Com isto, Filipe Melo criou a sua própria produtora, a Pato Profissional Produções, com a qual se prepara para se envolver noutro projecto arriscado: a do primeiro filme de monstros português. Uma espécie de homenagem a filmes como “As Aventuras de Jack Burton nas Garras do Mandarim”, com Nicolau Breyner no principal papél. A história parte da premissa de que, durante a Segunda Guerra Mundial, o Terceiro Reich aprisionou todos os montros do Mundo - o lobisomem, o abominável homem das neves, o frankenstein… - em Portugal. Ao que consta, a coisa até vai bem encaminhada e tem bastante bom aspecto. E pode ser acompanhada neste site.

E isto para dizer o quê? Para publicitar de forma escandalosa a vinda do grande Filipe Melo ao Clube de Cinema de Setúbal, já na próxima sexta-feira, dia 25 de Maio, onde irá apresentar “I’ll See You In My Dreams” e responder às questões do exigente público. E logo a seguir haverá ainda a projecção de “Dellamorte Dellamore”, aquele que é, segundo Martin Scorcese, o melhor filme dos anos 90.

No sábado seguinte, David Rebordão virá apresentar a sua “A Curva”. Mas isto é assunto para outro post.

David Lynch

14.Mai.2007

Certa vez, alguém descreveu “Mulholland Drive” como uma experiência de David Lynch onde ele partiu o tubo de ensaio. Em “INLAND EMPIRE”, Lynch atirou o material do laboratório todo pela janela.

 
Os admiradores de David Lynch dividem-se em três grupos, que eu irei passar a enunciar:

a) o primeiro grupo engloba todos os resignados, que vão para a sala de cinema conformados com o facto de que não vão perceber nada do filme. Vão apenas para disfrutar sensorialmente do filme.
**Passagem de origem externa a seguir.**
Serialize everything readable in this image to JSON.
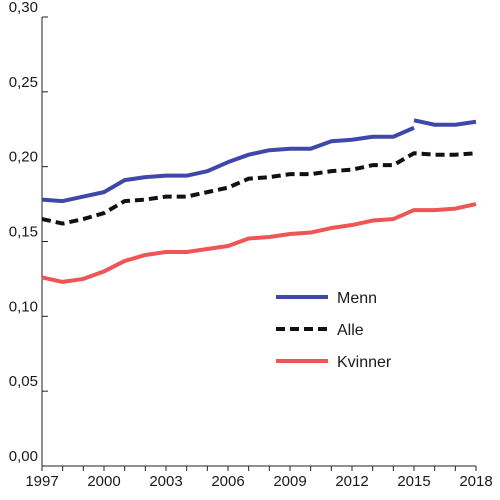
{
  "chart_data": {
    "type": "line",
    "x": [
      1997,
      1998,
      1999,
      2000,
      2001,
      2002,
      2003,
      2004,
      2005,
      2006,
      2007,
      2008,
      2009,
      2010,
      2011,
      2012,
      2013,
      2014,
      2015,
      2016,
      2017,
      2018
    ],
    "xticks": [
      1997,
      2000,
      2003,
      2006,
      2009,
      2012,
      2015,
      2018
    ],
    "xtick_labels": [
      "1997",
      "2000",
      "2003",
      "2006",
      "2009",
      "2012",
      "2015",
      "2018"
    ],
    "xlim": [
      1997,
      2018
    ],
    "ylim": [
      0,
      0.3
    ],
    "yticks": [
      0,
      0.05,
      0.1,
      0.15,
      0.2,
      0.25,
      0.3
    ],
    "ytick_labels": [
      "0,00",
      "0,05",
      "0,10",
      "0,15",
      "0,20",
      "0,25",
      "0,30"
    ],
    "grid": false,
    "legend_position": "center-right",
    "series": [
      {
        "name": "Menn",
        "color": "#3f48a8",
        "style": "solid",
        "segments": [
          {
            "x": [
              1997,
              1998,
              1999,
              2000,
              2001,
              2002,
              2003,
              2004,
              2005,
              2006,
              2007,
              2008,
              2009,
              2010,
              2011,
              2012,
              2013,
              2014,
              2015
            ],
            "values": [
              0.178,
              0.177,
              0.18,
              0.183,
              0.191,
              0.193,
              0.194,
              0.194,
              0.197,
              0.203,
              0.208,
              0.211,
              0.212,
              0.212,
              0.217,
              0.218,
              0.22,
              0.22,
              0.226
            ]
          },
          {
            "x": [
              2015,
              2016,
              2017,
              2018
            ],
            "values": [
              0.231,
              0.228,
              0.228,
              0.23
            ]
          }
        ]
      },
      {
        "name": "Alle",
        "color": "#111111",
        "style": "dashed",
        "segments": [
          {
            "x": [
              1997,
              1998,
              1999,
              2000,
              2001,
              2002,
              2003,
              2004,
              2005,
              2006,
              2007,
              2008,
              2009,
              2010,
              2011,
              2012,
              2013,
              2014,
              2015,
              2016,
              2017,
              2018
            ],
            "values": [
              0.165,
              0.162,
              0.165,
              0.169,
              0.177,
              0.178,
              0.18,
              0.18,
              0.183,
              0.186,
              0.192,
              0.193,
              0.195,
              0.195,
              0.197,
              0.198,
              0.201,
              0.201,
              0.209,
              0.208,
              0.208,
              0.209
            ]
          }
        ]
      },
      {
        "name": "Kvinner",
        "color": "#ee5555",
        "style": "solid",
        "segments": [
          {
            "x": [
              1997,
              1998,
              1999,
              2000,
              2001,
              2002,
              2003,
              2004,
              2005,
              2006,
              2007,
              2008,
              2009,
              2010,
              2011,
              2012,
              2013,
              2014,
              2015,
              2016,
              2017,
              2018
            ],
            "values": [
              0.126,
              0.123,
              0.125,
              0.13,
              0.137,
              0.141,
              0.143,
              0.143,
              0.145,
              0.147,
              0.152,
              0.153,
              0.155,
              0.156,
              0.159,
              0.161,
              0.164,
              0.165,
              0.171,
              0.171,
              0.172,
              0.175
            ]
          }
        ]
      }
    ]
  }
}
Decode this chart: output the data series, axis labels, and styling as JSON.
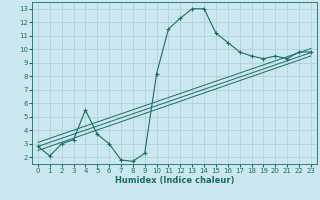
{
  "xlabel": "Humidex (Indice chaleur)",
  "bg_color": "#cce8ef",
  "grid_color": "#aacdd8",
  "line_color": "#1a6b6b",
  "xlim": [
    -0.5,
    23.5
  ],
  "ylim": [
    1.5,
    13.5
  ],
  "xticks": [
    0,
    1,
    2,
    3,
    4,
    5,
    6,
    7,
    8,
    9,
    10,
    11,
    12,
    13,
    14,
    15,
    16,
    17,
    18,
    19,
    20,
    21,
    22,
    23
  ],
  "yticks": [
    2,
    3,
    4,
    5,
    6,
    7,
    8,
    9,
    10,
    11,
    12,
    13
  ],
  "main_line_x": [
    0,
    1,
    2,
    3,
    4,
    5,
    6,
    7,
    8,
    9,
    10,
    11,
    12,
    13,
    14,
    15,
    16,
    17,
    18,
    19,
    20,
    21,
    22,
    23
  ],
  "main_line_y": [
    2.8,
    2.1,
    3.0,
    3.3,
    5.5,
    3.7,
    3.0,
    1.8,
    1.7,
    2.3,
    8.2,
    11.5,
    12.3,
    13.0,
    13.0,
    11.2,
    10.5,
    9.8,
    9.5,
    9.3,
    9.5,
    9.3,
    9.8,
    9.8
  ],
  "line1_y_start": 2.5,
  "line1_y_end": 9.5,
  "line2_y_start": 2.8,
  "line2_y_end": 9.75,
  "line3_y_start": 3.1,
  "line3_y_end": 10.05
}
Acreditam que David Lynch gosta de fazer filmes esquisitos apenas para serem esquisitos. Não gosto desta atitude derrotista e, por isso, é o grupo com o qual menos me identifico;

b) o segundo grupo abraça todos aqueles que vão para a sala de cinema em pulgas, adivinhando que dali vai sair o seu próximo filme favorito. Sabem que Lynch é um génio subversivo e que se esforçam em criar um sentido para o filme, elaborando teorias mirabolantes, incluindo inclusive elementos que nem sequer aparecem no ecrã. Elaboram ideias com piratas, duendes verdes e outras situações esquisitas. Simpatizo com este grupo pela sua capacidade romântica de interpretar David Lynch, mas também não me insiroo nele;

c) por fim, o terceiro e último grupo, é o grupo dos admiradores pragmáticos, aqueles que acreditam piamente que David Lynch não é um tipo assim tão esquisito quanto aparenta ser. Se fosse, talvez não tivesse uma vida social como a dele, não é verdade? Estes admiradores são aqueles que acreditam que todos os filmes de Lynch têm uma explicação razoável, um fio condutor convencional, que depois o realizador subverte, distorce e amanha segundo as suas perversões.

É neste terceiro grupo em que me incluo e, talvez por isso, explique porque tenha achado “INLAND EMPIRE” um filme relativamente simples no que diz respeito ao seu fio condutor. Claro que devo estar errado, mas comparado com “Mulholland Drive” ou “Lost Highway”, por exemplo, este fez-me muito mais sentido.